I think this idea makes sense. The only thing we have to account for is, what if the lockfiles are incompatible? Could it happen? What would we do?

I guess we will just take the lockfile from the branch. And if we need to resolve something new, that wasn't on the branch, then during resolution we will prefer package versions that were present in the "main" lockfile. So the new merged lockfile will only contain packages that were either in the main lockfile or in the branch lockfile. No new package versions will be included.

[ylemkimon]

What if pnpm would not modify the pnpm-lock.yaml file, when on a branch. Instead, it would create a new lockfile (something like pnpm-lock-<datestamp>.yaml). On the main branch, and automatic script would update the main lockfile and remove the lockfile generated on the branch.

This is the first thing that came to mind, something like "incremental lockfile". Instead of datestamp which cannot be determined before merging the commit, I think it can use a random hash and use git to determine the merge order.

[wbern]

@zkochan I would be interested in seeing how we could make branch specific lockfiles work, it also sounds like a less complex thing to add from pnpm perspective, basically allow custom lockfile path?

Merging lockfiles is the more complex one but maybe we should start by solving that one in the user land by simply doing "rush update" on the original lockfile in CI/main?
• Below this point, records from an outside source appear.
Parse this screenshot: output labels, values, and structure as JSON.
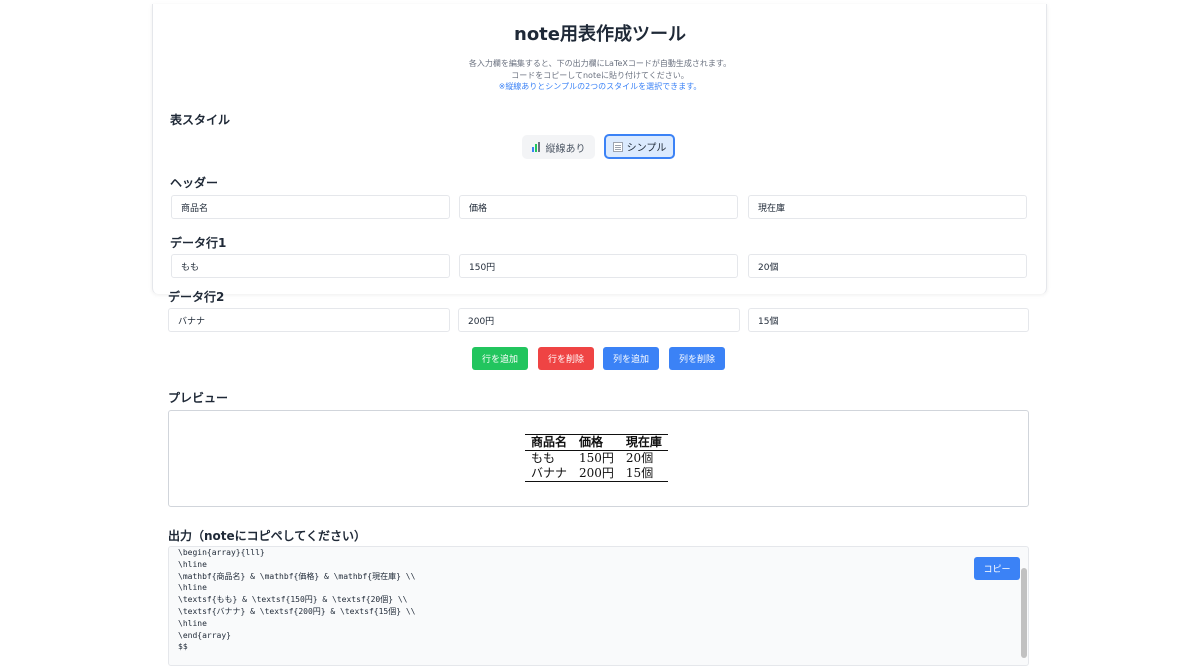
{
  "app": {
    "title": "note用表作成ツール",
    "desc_line1": "各入力欄を編集すると、下の出力欄にLaTeXコードが自動生成されます。",
    "desc_line2": "コードをコピーしてnoteに貼り付けてください。",
    "desc_line3": "※縦線ありとシンプルの2つのスタイルを選択できます。"
  },
  "style_section": {
    "label": "表スタイル",
    "options": [
      {
        "label": "縦線あり",
        "icon": "bar-chart-icon",
        "selected": false
      },
      {
        "label": "シンプル",
        "icon": "memo-icon",
        "selected": true
      }
    ]
  },
  "header_section": {
    "label": "ヘッダー",
    "values": [
      "商品名",
      "価格",
      "現在庫"
    ]
  },
  "rows": [
    {
      "label": "データ行1",
      "values": [
        "もも",
        "150円",
        "20個"
      ]
    },
    {
      "label": "データ行2",
      "values": [
        "バナナ",
        "200円",
        "15個"
      ]
    }
  ],
  "actions": {
    "add_row": "行を追加",
    "delete_row": "行を削除",
    "add_col": "列を追加",
    "delete_col": "列を削除"
  },
  "preview": {
    "label": "プレビュー",
    "headers": [
      "商品名",
      "価格",
      "現在庫"
    ],
    "rows": [
      [
        "もも",
        "150円",
        "20個"
      ],
      [
        "バナナ",
        "200円",
        "15個"
      ]
    ]
  },
  "output": {
    "label": "出力（noteにコピペしてください）",
    "copy_label": "コピー",
    "code": "\\begin{array}{lll}\n\\hline\n\\mathbf{商品名} & \\mathbf{価格} & \\mathbf{現在庫} \\\\\n\\hline\n\\textsf{もも} & \\textsf{150円} & \\textsf{20個} \\\\\n\\textsf{バナナ} & \\textsf{200円} & \\textsf{15個} \\\\\n\\hline\n\\end{array}\n$$"
  },
  "colors": {
    "accent": "#3b82f6",
    "add_row": "#22c55e",
    "delete_row": "#ef4444",
    "selected_bg": "#dbeafe"
  }
}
Unless you think there may be a way?

How could I assist in making this happen?

[zkochan]

Yes, I think there should be some setting for custom lockfile name.

For the merge, pnpm should read all the lockfiles from the directory, merge all the fields from packages and run installation using the merged lockfile.

It sounds not hard. If you want to help, you can try to implement.

Here's is the lockfile read: https://github.com/pnpm/pnpm/blob/main/packages/lockfile-file/src/read.ts

[wbern]

@zkochan I will give it a go this week and see how I fare. 🙂

[zkochan]

@wbern a PR is submitted here already: #4475

[wbern]

Great! I only managed to write one failing test before reality caught up..

[Jack-Works]

In our team, we found the pnpm built-in conflict resolution not always work (sometimes failed to resolve and it looks like dropping the whole lockfile to create a new one). We suggest the following steps to resolve lockfile conflicts in our team:

1. Run git checkout main -- pnpm-lock.yaml
2. Run pnpm install

This will force to use the baseline version of the lockfile and "pick" new packages from package.json therefore resolve the conflict without dropping the whole lockfile.

[chengcyber]

Hi @Jack-Works , i run into this issue occasionally. A basic implementation of lockfile assembly at #4475, inviting your ideas.

With lockfile assembly, pnpm-lock.yaml on branch is totally no changes, therefore the conflicts never happens; after MRs are merged into the main branch, another pnpm install reuses and merges some fields from branch lockfiles(`"packages" field for now) to create the correct lockfile, branch lockfiles are removed after that.